You've said that Avaya is committed to standards, but also that cutting-edge development takes place in advance of standards. What is Avaya's real position here?
There are two aberrations from a strict adherence to that rule. One aberration is that in the early phase of any new technology, no standard exists. Does it mean that you don't push the envelope in terms of new technology? No. Our goal is standards. And even though, on a temporary basis, we're not going to stop progress for lack of a standard, it doesn't mean that we're not committed to standards. It just takes a little bit of time. The second aberration is in certain areas where customers just don't care. Even in an open environment, let's say Linux, there are quasi-proprietary areas where no one really cares about making it standardized. [Where different vendors' products are unlikely to come together.] Focusing on standards where customers care about standards is important.

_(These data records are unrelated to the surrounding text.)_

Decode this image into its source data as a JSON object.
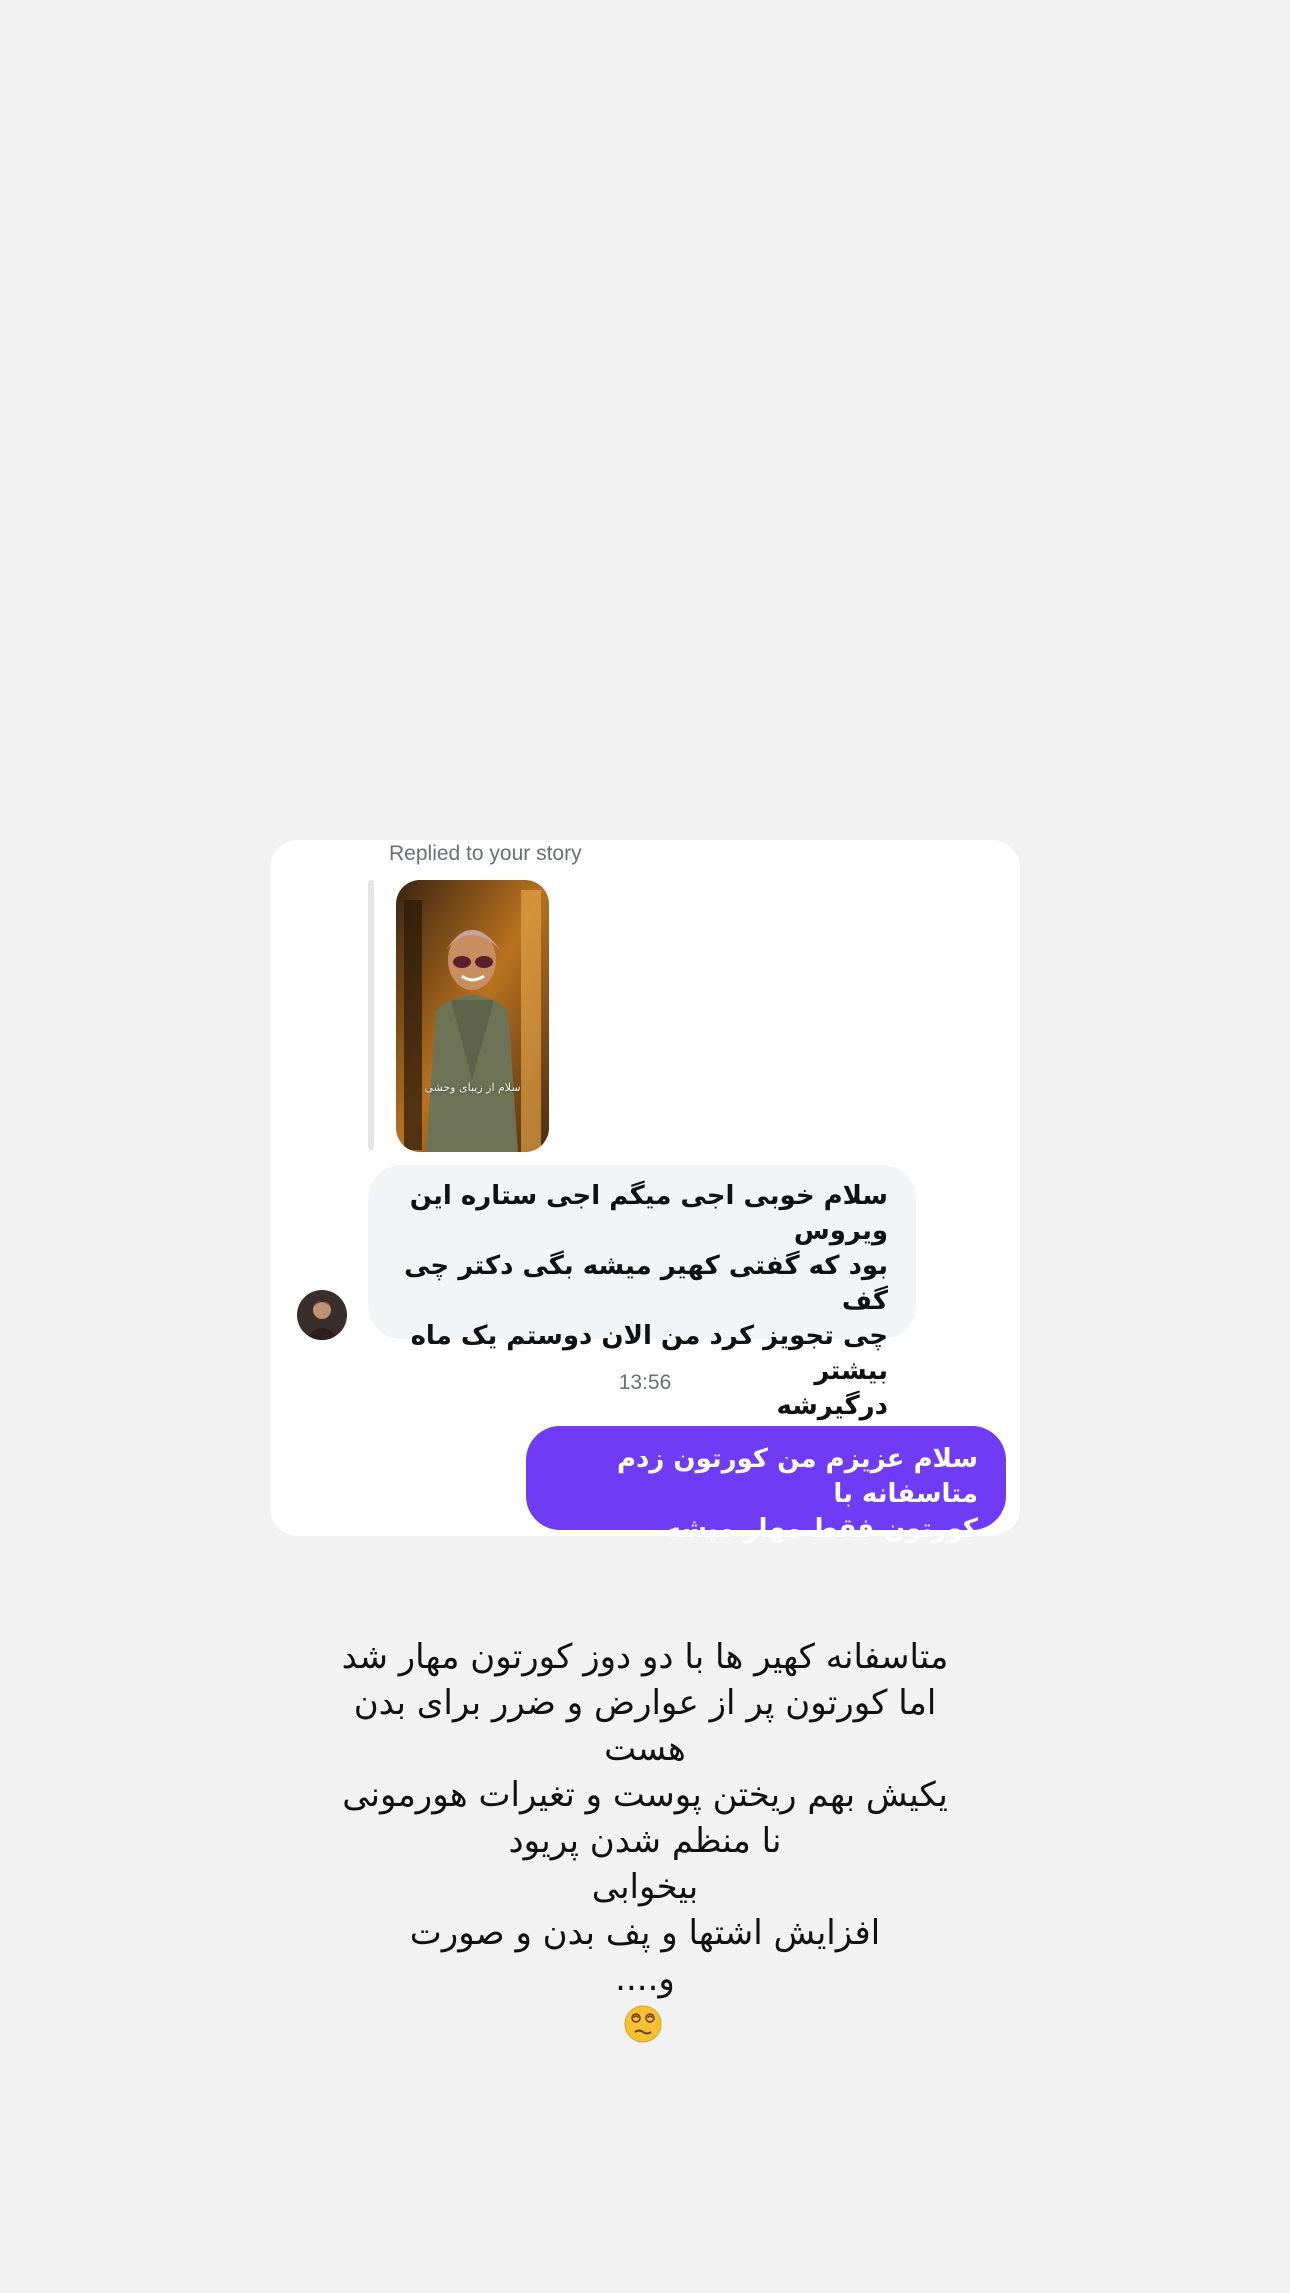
{
  "chat": {
    "reply_label": "Replied to your story",
    "story_caption": "سلام از زیبای وحشی",
    "incoming_message": {
      "lines": [
        "سلام خوبی اجی میگم اجی ستاره این ویروس",
        "بود که گفتی کهیر میشه بگی دکتر چی گف",
        "چی تجویز کرد من الان دوستم یک ماه بیشتر",
        "درگیرشه"
      ]
    },
    "timestamp": "13:56",
    "outgoing_message": {
      "lines": [
        "سلام عزیزم من کورتون زدم متاسفانه با",
        "کورتون فقط مهار میشه"
      ]
    },
    "colors": {
      "outgoing_bubble": "#6f3bf5",
      "incoming_bubble": "#f3f4f6",
      "background": "#f2f2f2"
    }
  },
  "story_text": {
    "lines": [
      "متاسفانه کهیر ها با دو دوز کورتون مهار شد",
      "اما کورتون پر از عوارض و ضرر برای بدن",
      "هست",
      "یکیش بهم ریختن پوست  و تغیرات هورمونی",
      "نا منظم شدن پریود",
      "بیخوابی",
      "افزایش اشتها و پف بدن و صورت",
      "و...."
    ],
    "emoji": "dizzy-face-emoji"
  }
}
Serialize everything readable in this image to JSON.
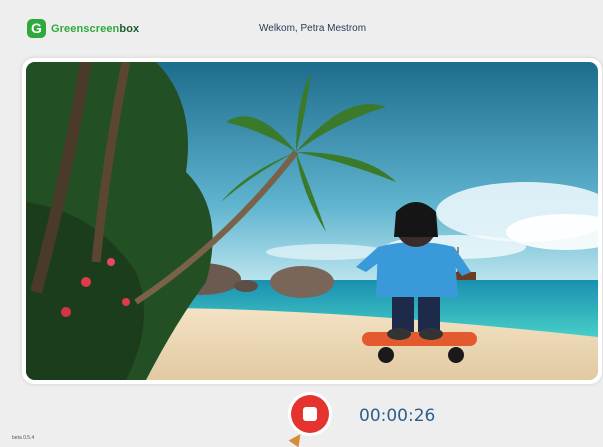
{
  "app": {
    "logo_letter": "G",
    "logo_text_a": "Greenscreen",
    "logo_text_b": "box",
    "welcome": "Welkom, Petra Mestrom"
  },
  "preview": {
    "scene": "tropical beach with palm trees, character on skateboard"
  },
  "controls": {
    "record_icon": "stop-record-icon",
    "timer": "00:00:26"
  },
  "footer": {
    "version": "beta 0.5.4"
  },
  "colors": {
    "brand_green": "#2eaa3c",
    "record_red": "#e5332f",
    "timer_blue": "#2e5f8c"
  }
}
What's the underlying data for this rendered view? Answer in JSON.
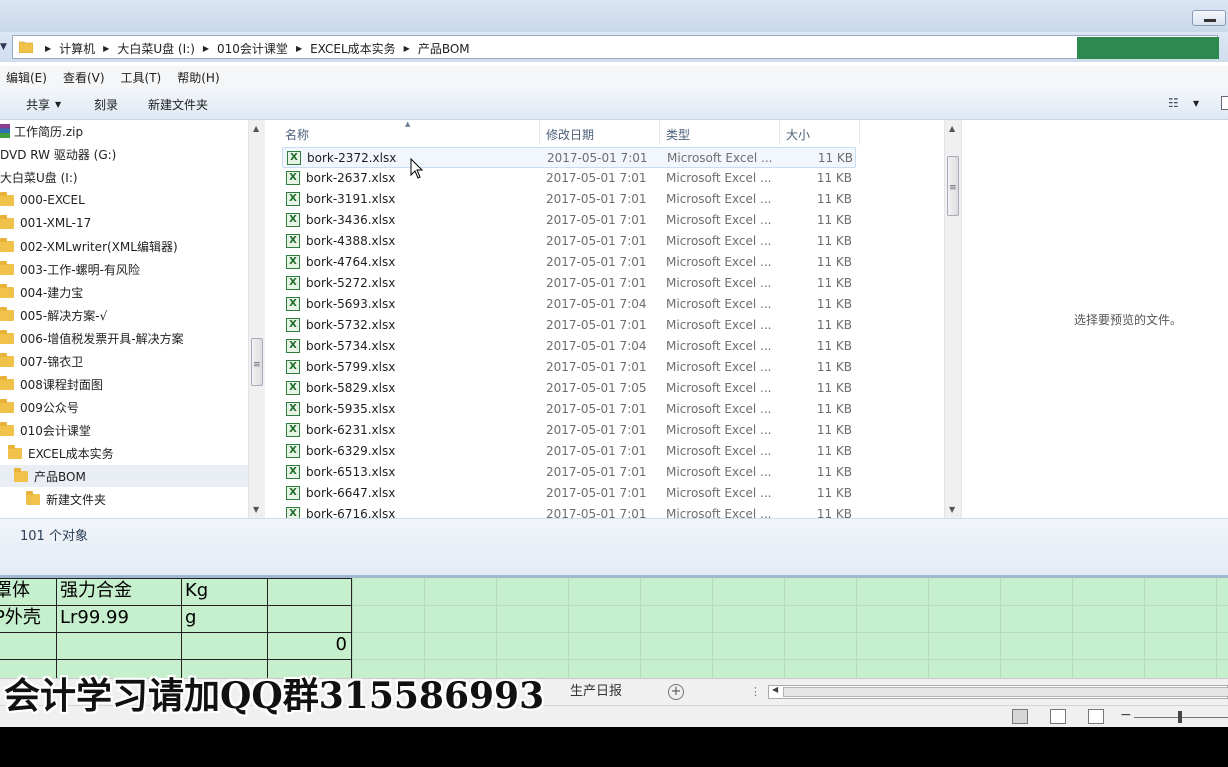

What do you think Kennedy is going to bring to the picture? Some people wonder why you didn't go with someone who had more of a software background.
One is that he actually worked at what was Avaya when it was part of AT&T. So he understands the culture, understands the business overall. Two is that he's very familiar with the enterprise communications business [from] not only his work that was here, but his work at Cisco as well. Three is, we're entering a difficult economic period, regardless of our individual capabilities, and Kevin has managed through a very difficult downturn that occurred in the telecom industry in 2000, 2001, 2002.
We can bring in software expertise in the development area, but at the end of the day, this is a systems business. A systems business is software, hardware and services mixed together. And in fact, our development today is probably about 65 percent to 70 percent software development. That being said, at the end of the day, the customers want to be able to make phone calls or [collaborate]. Whether it's software, hardware, or, you know, feathers. They could care less. What they want is their capability, which is a systems business.
An Avaya customer at the keynote said he thought Avaya still thinks of itself as a phone-switch maker. Do you agree that there's a migration that has to happen there?
I do. Avaya evolved out of what was a very labs-oriented culture -- Bell Labs -- where the environment was that they were a regulated monopoly and where the fundamental belief was that brilliant people in white lab coats think of great new technology. I'm generalizing. But the world has evolved quite a bit, and ... the customers have many more choices today. And therefore you can't just focus on the technology, you have to focus on the effect of the technology on the customer.